Many people thought Edgar Steele went off the deep end in 2002, when, after unsuccessfully defending the neo-Nazi Aryan Nations and its late leader in a lawsuit, he wrote the coming-out essay, “It’s the Jews, Stupid!” After all, the man had spent most of his life up to that point as an obscure corporate accountant and, later, a small-time lawyer in California and then Idaho. Now, he began to describe himself as the “attorney for the damned,” rail on about “predatory” Jews, accuse the government of a 9/11 conspiracy, and predict a bloody race war.
But that may not have been the half of it. Today, Steele is expected to appear at a preliminary hearing in Idaho after being arrested Friday and charged with trying to pay a confidential witness to murder his wife of a quarter century — the mother of his three children — and her mother. Steele, 64, tried to pay the witness to carry out the killings on Friday, when he had an alibi, according to a probable cause affidavit. The Idaho Statesman also reports that Steele had allegedly been talking to the witness — and paid $500 travel money in advance — about the murders for six months. He also allegedly mentioned other people he wanted dead.
The witness told the FBI that Steele had promised up to $25,000 to carry out the murders, adding that the attorney said he would furnish another $100,000 if an insurance policy on his wife paid out. Steele also allegedly said that if the witness were caught, Steele would take care of the witness’ family in return for silence.
No motive for the plot was revealed. A prosecutor said she believed the couple were still married and not separated. There seems to have been no public indication of anger on Steele’s part toward his wife. “My wife and my kids — they are my rock,” he wrote in an otherwise bloody-minded, July 29, 2006, essay. (In the same essay, he bemoans the fact that his own father “believ[es] that I am a nut case.”)
According to the affidavit, the women were to be killed in a car crash the witness would arrange. The witness, after informing authorities last week that the plan was to be put in motion Friday, was sent to a meeting with Steele wearing a recording device. Authorities said they had recordings of Steele discussing details of the planned murders. “Edgar Steele told [the witness] that he has no second thoughts and he wants the plan carried out,” the affidavit said. “This statement was made multiple times during the meet.”
Steele served in the Coast Guard, got a master’s degree in business and was an accountant in San Francisco before changing careers and getting a law degree from the University of California, Los Angeles, law school in 1982. He moved in the mid-1980s to Idaho, where he worked in obscurity as a lawyer until taking the Aryan Nations case in 2000. The group was being sued by the Southern Poverty Law Center (SPLC) on behalf of a woman and her son who were attacked by Aryan security guards, but Steele portrayed it as an attempt to crush free speech. A jury did not agree, however, and imposed a $6.3 million judgment on the Aryan Nations and its leader, Richard Butler, who died four years later.
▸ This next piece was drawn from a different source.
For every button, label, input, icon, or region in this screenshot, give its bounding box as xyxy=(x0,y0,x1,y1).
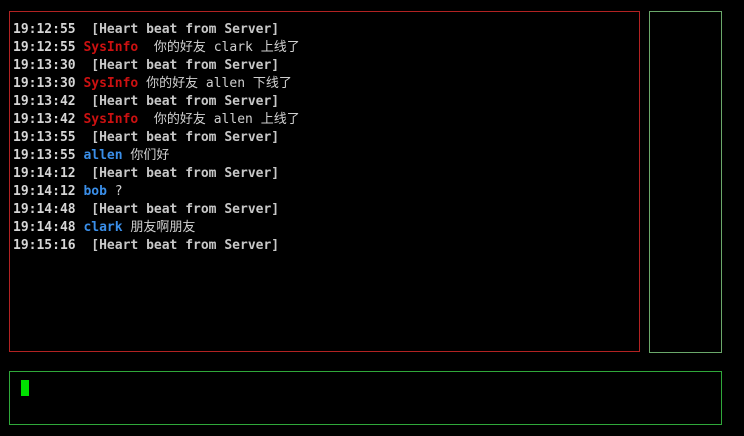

The group subsequently dissolved into small, squabbling factions, becoming a shadow of its former self.
“We always thought that Edgar had a few screws loose,” said Richard Cohen, the president of SPLC and a lawyer who was part of the SPLC’s legal team in the case and came to know Steele. “But we never would have pegged him as a killer.”
Steele, who wrote the 2004 book Defensive Racism, seemed to grow more radical, and more conspiracy-oriented, as the years passed. But there was little to suggest that he was prepared to murder his own family members. He, did, however, have this to say in an April 1, 2008, essay: “Welcome to my mind. This is the way it works. As I told my wife before we got married: I’ll make you two promises. First, I’ll never hit you. Second, it will never be boring.”